My Mom would claim to be half-deaf, yet hear, with amazing clarity, things spoken at average to quiet sound levels, from 2 rooms away. So, we had to be careful to keep conversations very circumspect....which we should all do anyway.
If I needed to rest because of feeling unwell, she'd escalate into amazing drama to show she was far sicker than I....it didn't matter with what. So, I avoided telling her any details of my health, because it helped prevent her hyperbolizing and owning it. I recognized her fears of losing her caregiver, but that didn't seem to mollify her much; it simply helped remove a little of her drama from the mix.
She feared blindness for many years, and is now losing it for real...we could only make sure she had her proper meds [if and when she'd take them]; she's played that up to other relatives on her pity-card; she's used that to manipulate others for so long, and it's not over yet. Not our problem anymore, at our house, as she no longer lives with us.
She feared I was listening in on her phone conversations, so she she got her own phone. She STILL feared we were somehow listening in...there was no fix for that, it was her own paranoia.
She also demanded a lock on her bedroom door, because she felt we, among others, were thieving things from her room....no fix for her paranoia. We stalled as long as we could. Then one brother suckered for it and finally put one on for her....big mistake; she'd already caused one stove fire, one melted cooking pot, and was fixated on using candles in her room...a locked bedroom door with her and her piles of hoarding, was NOT safe in any sense of the word.
But the others thought it was. Good thing she no longer lives with us!

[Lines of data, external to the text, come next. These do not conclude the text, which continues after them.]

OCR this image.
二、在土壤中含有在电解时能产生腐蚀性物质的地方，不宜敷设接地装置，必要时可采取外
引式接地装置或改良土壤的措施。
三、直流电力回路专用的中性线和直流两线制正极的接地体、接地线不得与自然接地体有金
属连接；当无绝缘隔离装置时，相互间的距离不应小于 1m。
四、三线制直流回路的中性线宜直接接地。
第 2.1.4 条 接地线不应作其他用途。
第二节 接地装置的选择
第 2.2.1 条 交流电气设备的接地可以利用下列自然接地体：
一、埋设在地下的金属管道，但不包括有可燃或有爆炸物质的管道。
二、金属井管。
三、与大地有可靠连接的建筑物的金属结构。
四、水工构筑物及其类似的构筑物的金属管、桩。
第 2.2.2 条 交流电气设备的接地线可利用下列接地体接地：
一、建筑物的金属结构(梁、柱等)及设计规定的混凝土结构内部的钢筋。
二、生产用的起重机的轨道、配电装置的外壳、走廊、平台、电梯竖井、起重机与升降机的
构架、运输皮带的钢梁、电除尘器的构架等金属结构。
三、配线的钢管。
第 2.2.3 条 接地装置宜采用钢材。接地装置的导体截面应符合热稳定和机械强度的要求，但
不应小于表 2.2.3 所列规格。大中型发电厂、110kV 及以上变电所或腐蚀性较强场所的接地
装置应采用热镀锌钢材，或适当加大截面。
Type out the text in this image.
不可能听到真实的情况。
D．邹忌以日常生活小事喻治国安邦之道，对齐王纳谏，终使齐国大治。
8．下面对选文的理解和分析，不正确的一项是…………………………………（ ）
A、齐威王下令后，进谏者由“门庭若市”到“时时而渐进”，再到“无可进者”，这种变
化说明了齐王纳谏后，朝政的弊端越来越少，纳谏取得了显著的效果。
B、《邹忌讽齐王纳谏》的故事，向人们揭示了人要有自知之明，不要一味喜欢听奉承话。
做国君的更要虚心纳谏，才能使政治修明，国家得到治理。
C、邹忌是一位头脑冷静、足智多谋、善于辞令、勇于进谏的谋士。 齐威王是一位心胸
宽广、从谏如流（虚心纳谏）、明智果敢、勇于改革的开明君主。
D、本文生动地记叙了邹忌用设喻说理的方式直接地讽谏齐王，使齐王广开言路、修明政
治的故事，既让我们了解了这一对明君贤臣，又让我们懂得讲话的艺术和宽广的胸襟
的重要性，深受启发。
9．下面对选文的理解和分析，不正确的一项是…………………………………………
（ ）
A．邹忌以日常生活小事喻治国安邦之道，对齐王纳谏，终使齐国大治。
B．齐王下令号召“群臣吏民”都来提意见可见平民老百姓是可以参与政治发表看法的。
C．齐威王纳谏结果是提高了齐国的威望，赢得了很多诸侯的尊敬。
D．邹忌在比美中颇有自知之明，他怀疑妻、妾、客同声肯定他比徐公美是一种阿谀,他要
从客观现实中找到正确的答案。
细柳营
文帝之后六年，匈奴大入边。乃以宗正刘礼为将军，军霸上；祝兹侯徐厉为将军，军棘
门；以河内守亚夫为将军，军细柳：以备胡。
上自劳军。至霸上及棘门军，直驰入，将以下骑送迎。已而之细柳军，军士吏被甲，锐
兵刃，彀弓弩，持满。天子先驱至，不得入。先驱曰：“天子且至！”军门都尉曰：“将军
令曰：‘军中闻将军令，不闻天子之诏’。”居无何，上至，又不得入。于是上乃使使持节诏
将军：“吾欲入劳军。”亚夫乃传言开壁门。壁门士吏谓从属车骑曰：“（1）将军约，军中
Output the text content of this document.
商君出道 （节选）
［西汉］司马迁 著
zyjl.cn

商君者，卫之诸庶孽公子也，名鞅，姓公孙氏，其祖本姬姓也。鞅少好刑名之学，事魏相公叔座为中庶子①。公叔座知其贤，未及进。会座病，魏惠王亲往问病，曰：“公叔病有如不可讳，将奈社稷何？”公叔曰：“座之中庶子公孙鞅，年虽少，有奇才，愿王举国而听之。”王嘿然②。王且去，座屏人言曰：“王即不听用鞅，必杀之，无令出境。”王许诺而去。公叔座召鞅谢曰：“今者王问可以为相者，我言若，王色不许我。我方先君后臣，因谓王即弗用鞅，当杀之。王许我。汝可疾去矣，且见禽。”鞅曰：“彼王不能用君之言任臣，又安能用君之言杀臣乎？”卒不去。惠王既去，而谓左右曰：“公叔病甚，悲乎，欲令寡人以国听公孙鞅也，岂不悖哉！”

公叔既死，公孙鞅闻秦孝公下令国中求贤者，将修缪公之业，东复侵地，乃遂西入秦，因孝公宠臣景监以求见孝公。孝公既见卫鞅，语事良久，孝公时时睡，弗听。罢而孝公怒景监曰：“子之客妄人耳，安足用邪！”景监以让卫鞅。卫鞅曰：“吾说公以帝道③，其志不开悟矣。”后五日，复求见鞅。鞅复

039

She started, decades ago, going through episodes of being so depressed, repeatedly saying she was going to die soon. Now? She's in her late 80's and still chugging along, while wearing all our frazzles to frazzles---we'll all be lucky to die a bit after she does, if not before!
Yet she still guilt-trips all of us she can reach, as long as we allow her to keep doing it. Those of us trained longer into that by her, don't realize what she is doing until it's too late, and damage has been done. Imho, that's where one sister is at, right now, who took over her caretaking.
So...
Sounds like you already understand that your siblings are Unlikely to be able to help the situation; that means it's up to you to resolve.
Imho, you are stronger than you think. You have much on your side, to support your moving towards better...everything.
---DO keep up with counseling; learn better coping skills, learn how to identify those guilt-trains she keeps rolling at you, before they hit you. Learn evasive maneuvers!
---DO set realistic limits on your elder's use of you, your energy, or your resources. We teach realistic limits to toddlers; it's appropriate to set limits on others, too, as long as there are any rational brain cells in their bodies to understand.
---DO "call her" on her behaviors....IF.. she has enough mental abilities to understand: 1st identify her bad behaviors to her; 2nd, tell her how those cause you to feel; and 3rd, tell her that her described behaviors are Unacceptable in your home.....AND
---DO tell her you are willing to discuss her realistic concerns, but that you refuse to allow her to manipulate your life as she has.
---DO create your own place to live without your elder. Often, we can be better caregivers from a safe distance, instead of under the same roof. Having our own living space, is our sanctuary. We can retreat there and recuperate!
Please keep us posted how you are doing!
You are a valuable asset to yourself, to others, and even though your elder and siblings don't realize it, you are a valued human being to your family, too.
You also might have things to teach others here, on how you finally handle this.
My guess is that a sudden, miraculous recovery will ensue once your little actress realizes the price of crying wolf.